I'm working with a small team on a web app.
Background
For many years we have run a informational website. It gets lots of traffic (1M+ per month) and is near the top on the first page of the search engines for our keywords. This website is basically an informational database with text and illustrations. It has been curated by our "principal" for this time. He is an expert in our field, but has absolutely no technical expertise. Seriously... he built the whole site using static HTML pages and now has over 1000 .html files to maintain. I didn't get involved with this project until it was too late.
Anyways, let's call this site info.com.
Issue
We are now creating an interactive web application that utilizes the information from the other site.
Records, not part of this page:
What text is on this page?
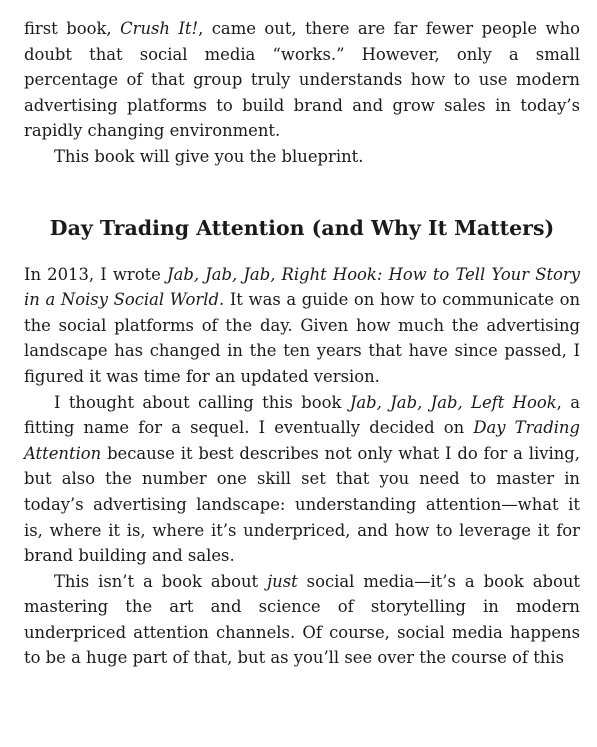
first book, Crush It!, came out, there are far fewer people who doubt that social media “works.” However, only a small percentage of that group truly understands how to use modern advertising platforms to build brand and grow sales in today’s rapidly changing environment.

This book will give you the blueprint.

Day Trading Attention (and Why It Matters)

In 2013, I wrote Jab, Jab, Jab, Right Hook: How to Tell Your Story in a Noisy Social World. It was a guide on how to communicate on the social platforms of the day. Given how much the advertising landscape has changed in the ten years that have since passed, I figured it was time for an updated version.

I thought about calling this book Jab, Jab, Jab, Left Hook, a fitting name for a sequel. I eventually decided on Day Trading Attention because it best describes not only what I do for a living, but also the number one skill set that you need to master in today’s advertising landscape: understanding attention—what it is, where it is, where it’s underpriced, and how to leverage it for brand building and sales.

This isn’t a book about just social media—it’s a book about mastering the art and science of storytelling in modern underpriced attention channels. Of course, social media happens to be a huge part of that, but as you’ll see over the course of this
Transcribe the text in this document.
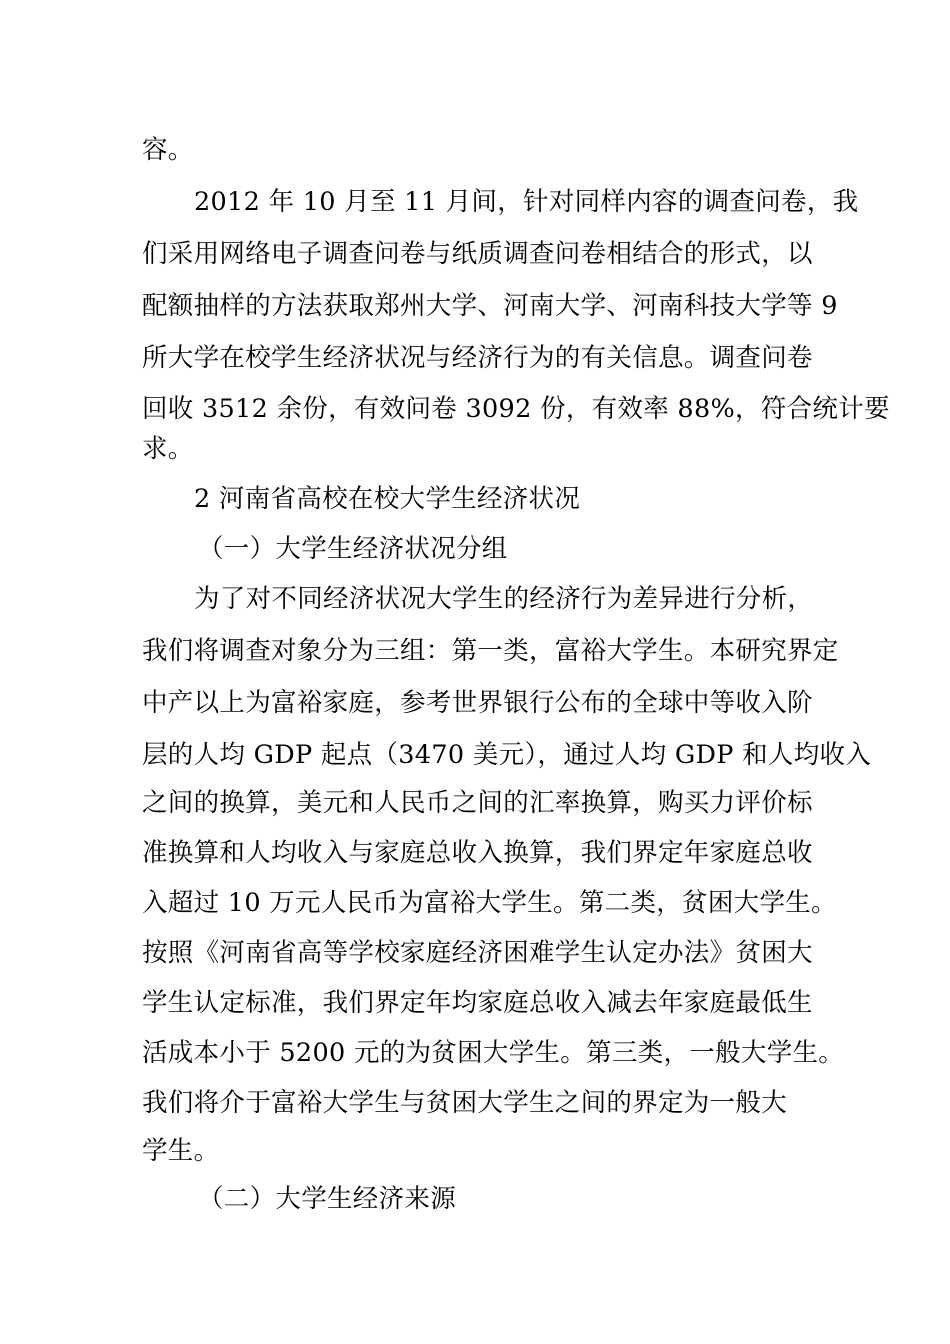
容。
2012 年 10 月至 11 月间，针对同样内容的调查问卷，我
们采用网络电子调查问卷与纸质调查问卷相结合的形式，以
配额抽样的方法获取郑州大学、河南大学、河南科技大学等 9
所大学在校学生经济状况与经济行为的有关信息。调查问卷
回收 3512 余份，有效问卷 3092 份，有效率 88%，符合统计要
求。
2 河南省高校在校大学生经济状况
（一）大学生经济状况分组
为了对不同经济状况大学生的经济行为差异进行分析，
我们将调查对象分为三组：第一类，富裕大学生。本研究界定
中产以上为富裕家庭，参考世界银行公布的全球中等收入阶
层的人均 GDP 起点（3470 美元），通过人均 GDP 和人均收入
之间的换算，美元和人民币之间的汇率换算，购买力评价标
准换算和人均收入与家庭总收入换算，我们界定年家庭总收
入超过 10 万元人民币为富裕大学生。第二类，贫困大学生。
按照《河南省高等学校家庭经济困难学生认定办法》贫困大
学生认定标准，我们界定年均家庭总收入减去年家庭最低生
活成本小于 5200 元的为贫困大学生。第三类，一般大学生。
我们将介于富裕大学生与贫困大学生之间的界定为一般大
学生。
（二）大学生经济来源
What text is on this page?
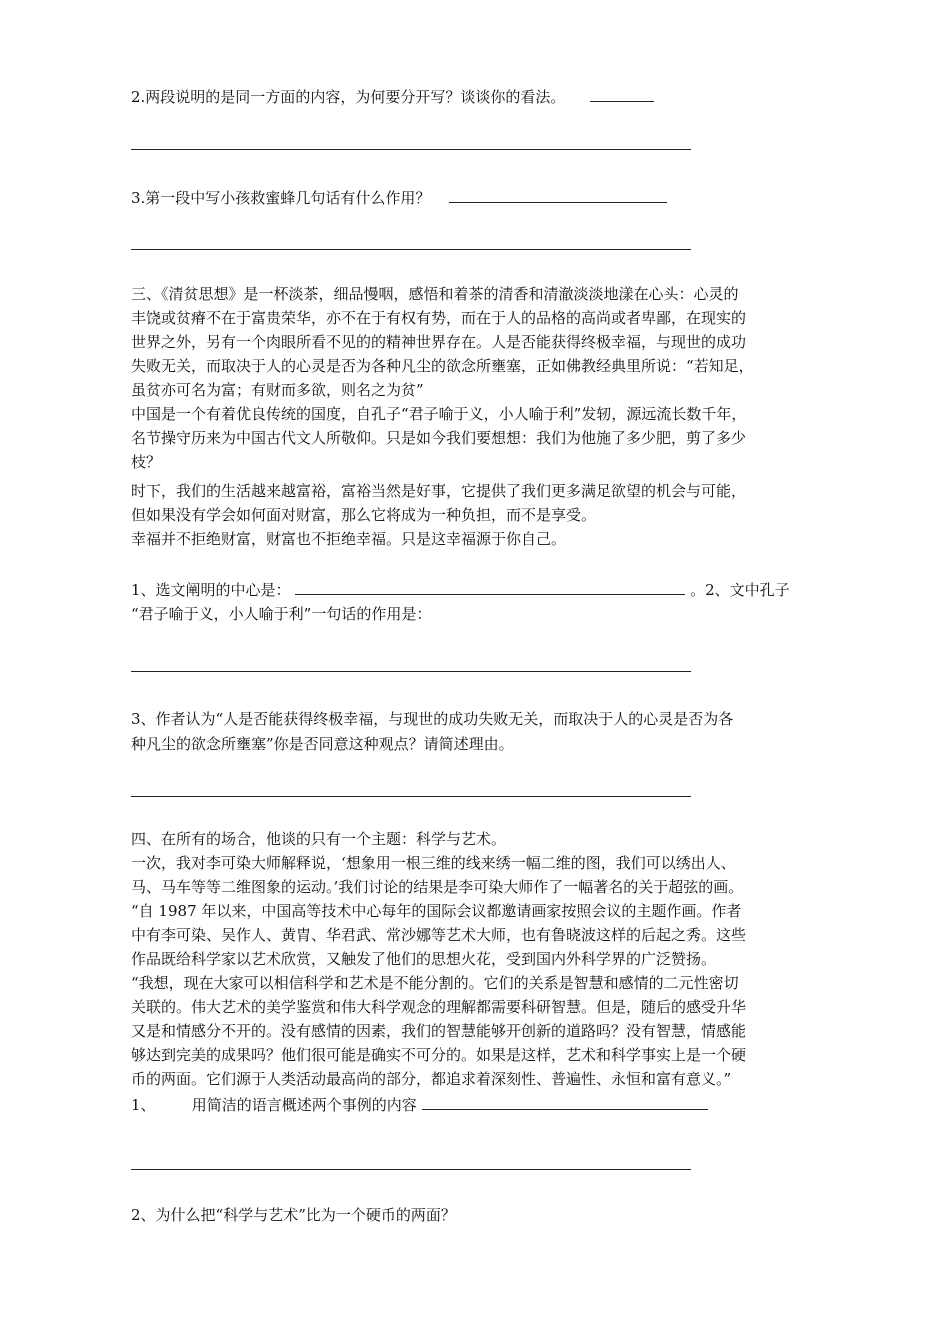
2.两段说明的是同一方面的内容，为何要分开写？谈谈你的看法。
3.第一段中写小孩救蜜蜂几句话有什么作用？
三、《清贫思想》是一杯淡茶，细品慢咽，感悟和着茶的清香和清澈淡淡地漾在心头：心灵的
丰饶或贫瘠不在于富贵荣华，亦不在于有权有势，而在于人的品格的高尚或者卑鄙，在现实的
世界之外，另有一个肉眼所看不见的的精神世界存在。人是否能获得终极幸福，与现世的成功
失败无关，而取决于人的心灵是否为各种凡尘的欲念所壅塞，正如佛教经典里所说：“若知足，
虽贫亦可名为富；有财而多欲，则名之为贫”
中国是一个有着优良传统的国度，自孔子“君子喻于义，小人喻于利”发轫，源远流长数千年，
名节操守历来为中国古代文人所敬仰。只是如今我们要想想：我们为他施了多少肥，剪了多少
枝？
时下，我们的生活越来越富裕，富裕当然是好事，它提供了我们更多满足欲望的机会与可能，
但如果没有学会如何面对财富，那么它将成为一种负担，而不是享受。
幸福并不拒绝财富，财富也不拒绝幸福。只是这幸福源于你自己。
1、选文阐明的中心是：	。2、文中孔子
“君子喻于义，小人喻于利”一句话的作用是：
3、作者认为“人是否能获得终极幸福，与现世的成功失败无关，而取决于人的心灵是否为各
种凡尘的欲念所壅塞”你是否同意这种观点？请简述理由。
四、在所有的场合，他谈的只有一个主题：科学与艺术。
一次，我对李可染大师解释说，‘想象用一根三维的线来绣一幅二维的图，我们可以绣出人、
马、马车等等二维图象的运动。’我们讨论的结果是李可染大师作了一幅著名的关于超弦的画。
“自 1987 年以来，中国高等技术中心每年的国际会议都邀请画家按照会议的主题作画。作者
中有李可染、吴作人、黄胄、华君武、常沙娜等艺术大师，也有鲁晓波这样的后起之秀。这些
作品既给科学家以艺术欣赏，又触发了他们的思想火花，受到国内外科学界的广泛赞扬。
“我想，现在大家可以相信科学和艺术是不能分割的。它们的关系是智慧和感情的二元性密切
关联的。伟大艺术的美学鉴赏和伟大科学观念的理解都需要科研智慧。但是，随后的感受升华
又是和情感分不开的。没有感情的因素，我们的智慧能够开创新的道路吗？没有智慧，情感能
够达到完美的成果吗？他们很可能是确实不可分的。如果是这样，艺术和科学事实上是一个硬
币的两面。它们源于人类活动最高尚的部分，都追求着深刻性、普遍性、永恒和富有意义。”
1、 用简洁的语言概述两个事例的内容
2、为什么把“科学与艺术”比为一个硬币的两面？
We'll call this "app.com".
Our "principal" has created the specifications for the app, and myself and one other developer are doing the work. In his specifications, he does not want to pull info from info.com in a script, rather, he wants users of app.com to click links to info.com as he believes it will boost the hits on info.com which ultimately lead to sales. However, as a team we are discussing ideas for how to mitigate the "jumping around" between sites. I suggested that when a user "links" back to info.com, we display content from info.com within an iframe on app.com. I liked this idea because in essence the user will see our "app.com" toolbar (top-page fixed, facebook style) overlayed on "info.com", which users of "app.com" will be very familiar with.
The "principal" didn't like this idea because he believed doing this would NOT increase the pagerank of "info.com" and would in fact hurt it if more people access the "info.com" content via the iframe on "app.com". I seriously know nothing about SEO but my gut tells me this is not factual.
TL;DR:
- How does traffic volume affect SEO?
- Will putting content from "info.com" in an iframe on "app.com" hurt the ranking of "info.com" if users of "info.com" start accessing the info via "app.com"?